The Basic Concept of Slash Melee
Slashing with a melee weapon is the most common and basic style of fighting seen with swords in sword- and melee-type combat other then the basic stab. When wielding a melee weapon that operates primarily for slashing attacks, the main goal is usually to gash or dismember the victim rather than to subdue or break him. A knight fighting with a slicing technique would most likely make use of the weapon's sharpened or serrated edge to slice across a target point, pulling through in a given direction and leaving a path cut through the point of contact. This is not the technique that is going to pierce vitals or break bones; most damage will be via wounding exterior bodyparts or loss of blood.
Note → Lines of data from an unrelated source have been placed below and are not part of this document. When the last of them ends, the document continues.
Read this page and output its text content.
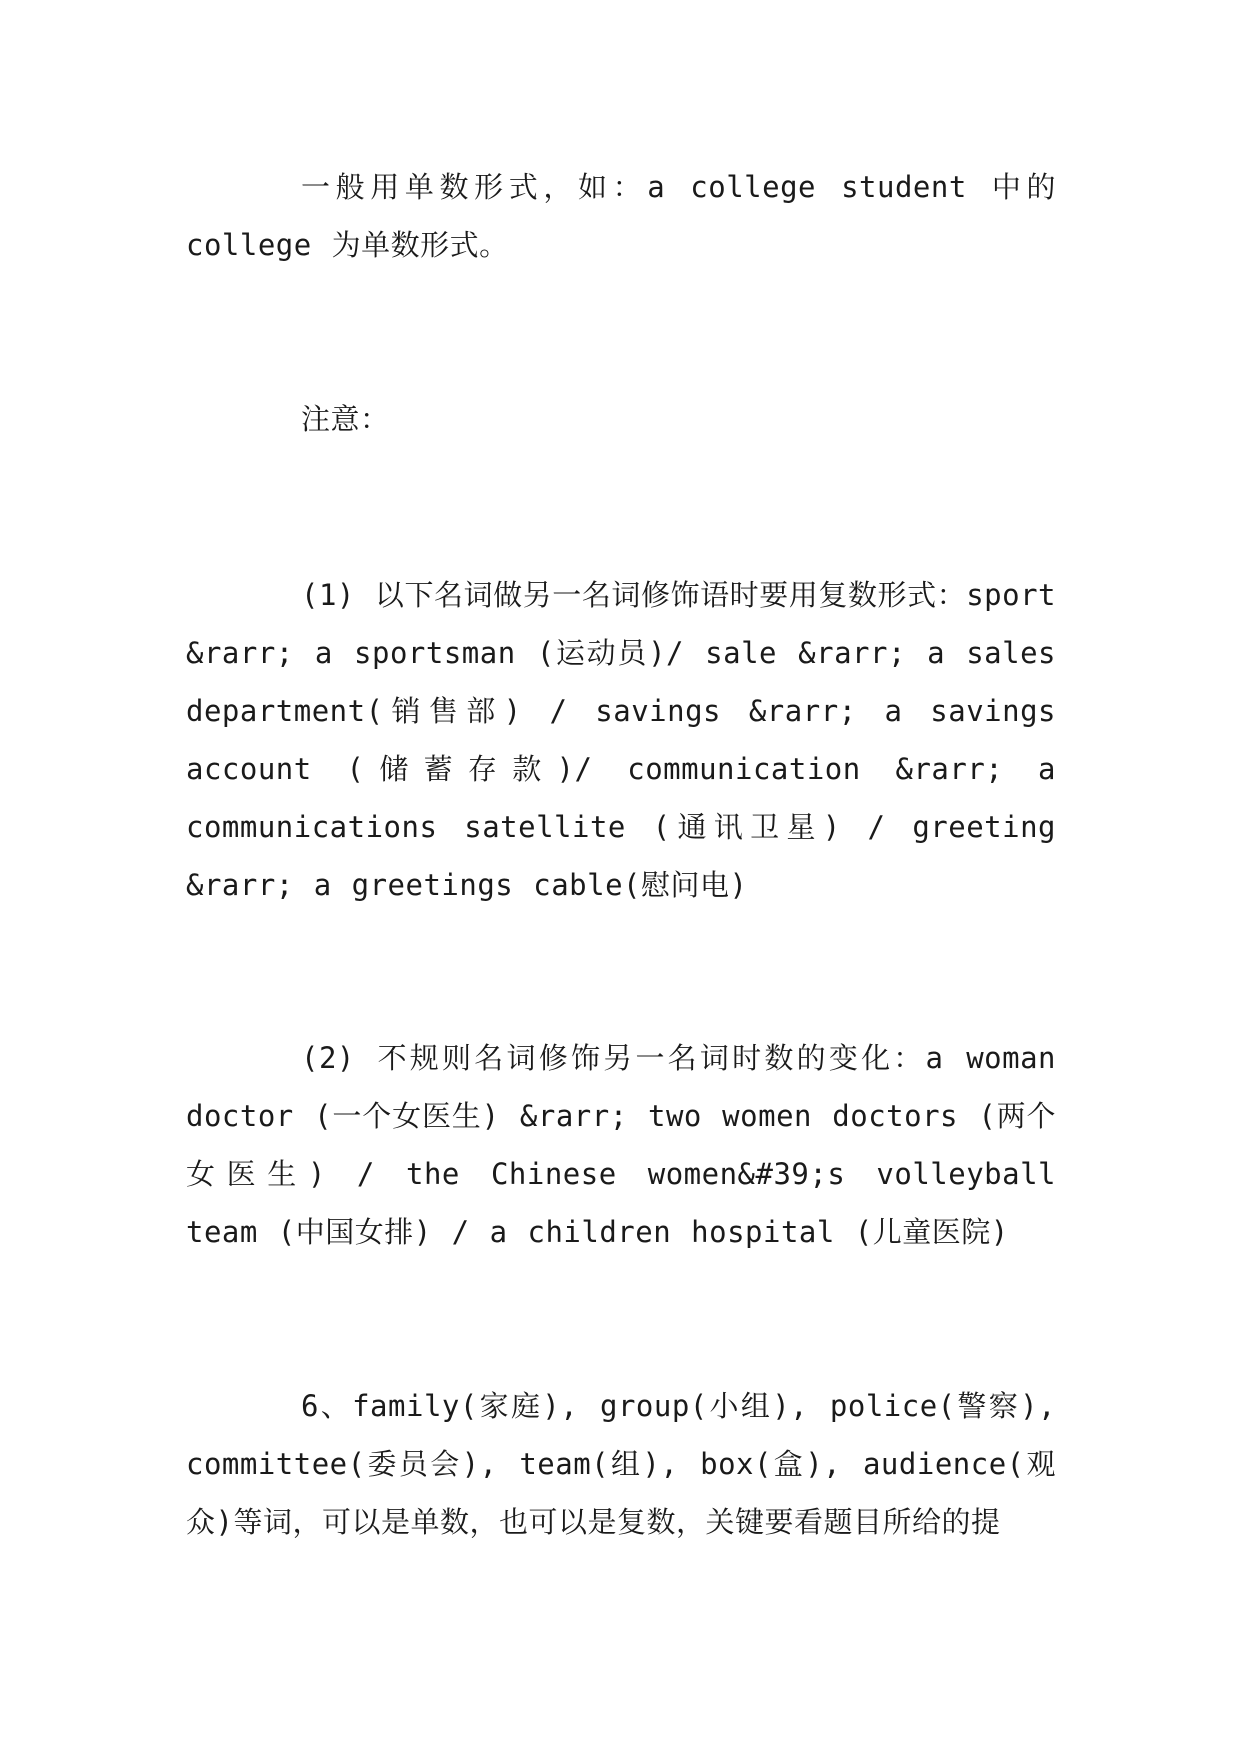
一般用单数形式，如：a college student 中的 college 为单数形式。

注意：

(1) 以下名词做另一名词修饰语时要用复数形式：sport &rarr; a sportsman (运动员)/ sale &rarr; a sales department(销售部) / savings &rarr; a savings account (储蓄存款)/ communication &rarr; a communications satellite (通讯卫星) / greeting &rarr; a greetings cable(慰问电)

(2) 不规则名词修饰另一名词时数的变化：a woman doctor (一个女医生) &rarr; two women doctors (两个女医生) / the Chinese women&#39;s volleyball team (中国女排) / a children hospital (儿童医院)

6、family(家庭), group(小组), police(警察), committee(委员会), team(组), box(盒), audience(观众)等词，可以是单数，也可以是复数，关键要看题目所给的提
Also, depending on the weapon being used, is not the most prone to extensive, duel-style combat.
Slashing can be done vertically, diagonally, horizontally, or at any intermediate degree. Such attacks are more general and easier to land than specific, pointed strikes, and can even cut through bodyparts given a heavy enough sword and a strong enough weilder. As a result, while not the most deadly fighting set, it is perhaps one of the simplest blade-based attacks to understand.
In general, this is the, "I prefer to cut men down," melee style.
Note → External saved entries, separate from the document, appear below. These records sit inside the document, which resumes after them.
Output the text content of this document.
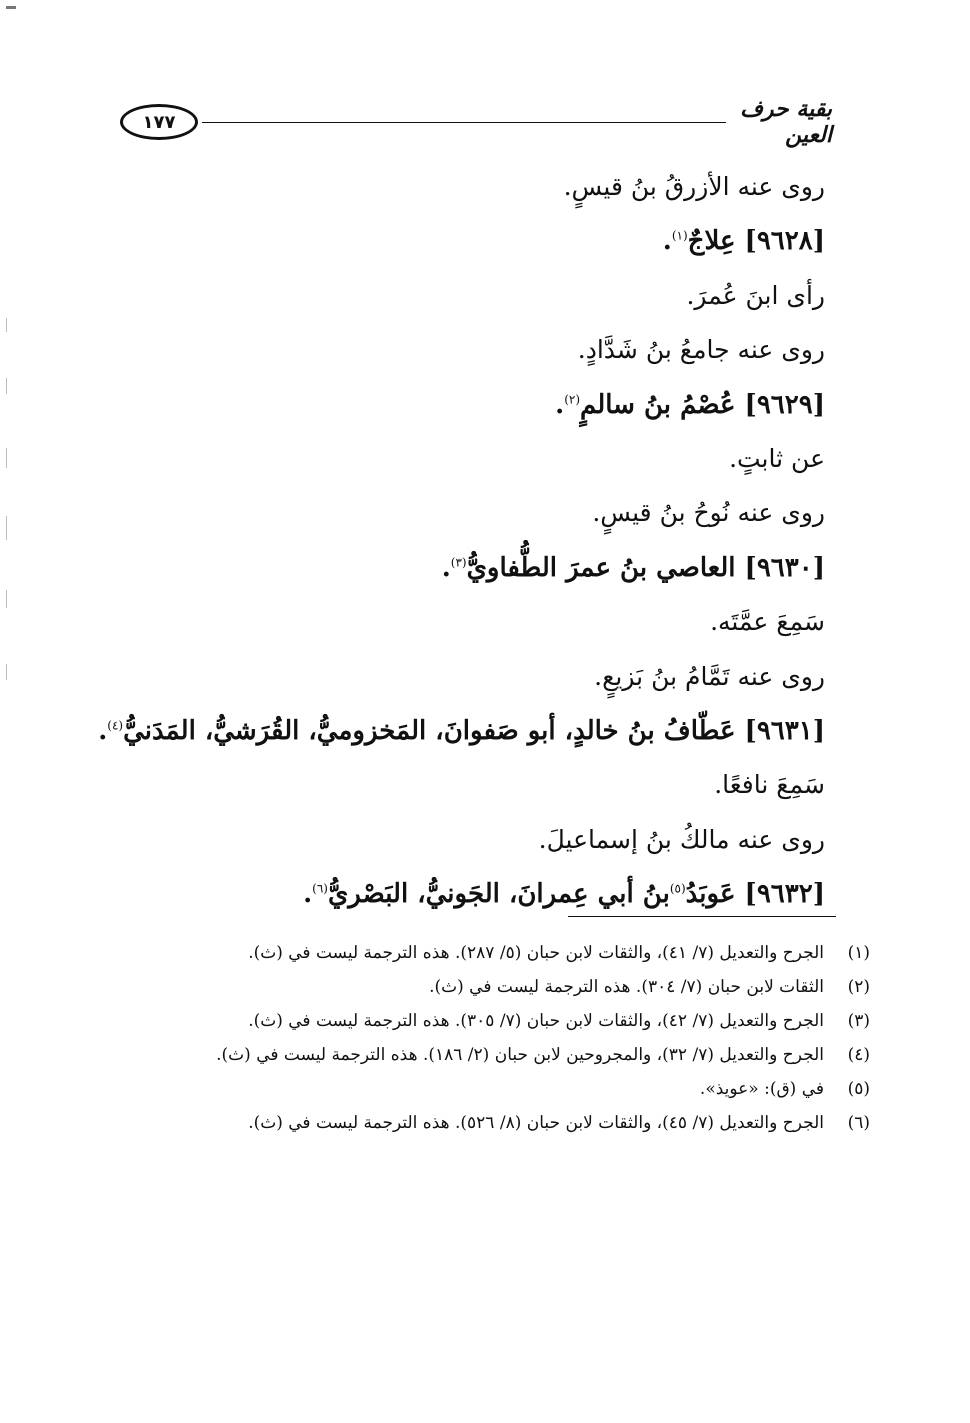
١٧٧	بقية حرف العين
روى عنه الأزرقُ بنُ قيسٍ.
[٩٦٢٨] عِلاجٌ$^{(١)}$.
رأى ابنَ عُمرَ.
روى عنه جامعُ بنُ شَدَّادٍ.
[٩٦٢٩] عُصْمُ بنُ سالمٍ$^{(٢)}$.
عن ثابتٍ.
روى عنه نُوحُ بنُ قيسٍ.
[٩٦٣٠] العاصي بنُ عمرَ الطُّفاويُّ$^{(٣)}$.
سَمِعَ عمَّتَه.
روى عنه تَمَّامُ بنُ بَزيعٍ.
[٩٦٣١] عَطّافُ بنُ خالدٍ، أبو صَفوانَ، المَخزوميُّ، القُرَشيُّ، المَدَنيُّ$^{(٤)}$.
سَمِعَ نافعًا.
روى عنه مالكُ بنُ إسماعيلَ.
[٩٦٣٢] عَوبَدُ$^{(٥)}$بنُ أبي عِمرانَ، الجَونيُّ، البَصْريُّ$^{(٦)}$.
(١)
الجرح والتعديل (٧/ ٤١)، والثقات لابن حبان (٥/ ٢٨٧). هذه الترجمة ليست في (ث).
(٢)
الثقات لابن حبان (٧/ ٣٠٤). هذه الترجمة ليست في (ث).
(٣)
الجرح والتعديل (٧/ ٤٢)، والثقات لابن حبان (٧/ ٣٠٥). هذه الترجمة ليست في (ث).
(٤)
الجرح والتعديل (٧/ ٣٢)، والمجروحين لابن حبان (٢/ ١٨٦). هذه الترجمة ليست في (ث).
(٥)
في (ق): «عويذ».
(٦)
الجرح والتعديل (٧/ ٤٥)، والثقات لابن حبان (٨/ ٥٢٦). هذه الترجمة ليست في (ث).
Offensive Methods of Slashing
The ways to combat an enemy with a slashing weapon are really only limited to the creativity of the player and his character. That being said, these are three examples of common techniques for attacking with the slashing style. These include attrition, disabling, and dismembering.
Attrition is the most basic of these three styles and is the easiest to perform for less experienced characters. The concept of this method is to put enough wounds on the opponent to sufficiently best him. As such, the locations and depths of cuts delivered aren't important in comparison with quantity and severity; fighters using this technique aren't making art, they're making wounds. The only real goal of attrition is to survive the fight long enough that the opponent is exhausted by the blood he loses through his numerous wounds. A character fighting defensively would exhaust his opponent as much as necessary and then take his chance to flee. A character fighting to kill would at that point progress to a more aggressive technique like dismembering (seen below) to finish the fight off. Note that a jagged cut would heal more quickly than a clean straight cut, and so a clean slash would cause more damage than a weak hack.
Disabling is a more skilled, precise style and is perhaps the most artistic option. This technique favors more advanced fighters with studied training and those assailing victims who are unaware or subdued. The concept of disabling is to slash through key areas that have significant hindering effects on the victim. A knight attempting to disable his enemy would, for example, slash across the achilles tendon or cut into the back of the wrist. Such attacks would intend to damage, if not sever, body parts critical to whatever the knight wants to stop his opponent from doing, like gripping a sword or running. Swordsmen who find themselves on combat against heavily armored foes would adjust this pointed technique to hit a weak point in armor, like under the arm, instead of a specific body part. A character fighting defensively would most likely disarm or hinder the movement of his opponent before proceeding or fleeing. A character fighting to kill would most likely aim to disable function of critical vessels like an artery or traechea.
Dismembering is an alternative to the disabling style that favors swordsmen with a lot of strength of their side rather than speed and precision. The concept of dismembering is to slash entirely through a point of contact and disconnect the body parts of an enemy from his body. This takes a very sharp, sturdy blade and an impressive feat of strength, when considering the thick hide, bone, and other bits that have to be successfully severed. However, when successfully done, such a slash could combine the end goals of both above techniques; it would result in heavy bleeding as well as giving the opponent a substantial disability, if not shock. Swordsmen who find themselves in combat against heavily armored foes would necessarily adjust their desired points of contact to weak points in the armor or else face significant difficulty. A character fighting defensively would most likely disconnect a non-vital bodypart like a hand or toe before taking the opportunity to flee, and a consciencious character might consider making a tourniquet to prevent the opponent from bleeding out. A character fighting to kill would most likely aim for a larger or more vital bodypart like a leg or neck in order to maximize bleeding or to get right to the point and behead the enemy.
Defending Against Slashing
Defending against slashing normally consists of often having either a shield or armor to protect you, unlike the stab that focuses on a single point the slash will cut along many points making chainmail or platemail effective in this situation as well as a simple shield, or if you are skilled blocking with a defender or a second smaller or larger weapon varying on your talent and characters skills.
Other methods you can always do is by dodging or getting out of the way, unlike the stab that focuses on a single point the slash can cover a larger area so it is wise to move backwards, unless against a wall or if you are not in armor and can not tank the blow.
This is a list of all melee weapons in Runescape that can be used with the slashing technique.
- Two-Handed Swords
- Great Axes
This category addresses traits or actions that players, often new ones, give their slash-style fighting characters but that aren't actually accurate or otherwise realistic scenarios for someone using this attack style.
- Not all swords are fit for slashing. Numerous two handed swords are forged for the damage of the impact of the blade in a large swing, not for slashing and thus have blunted edges.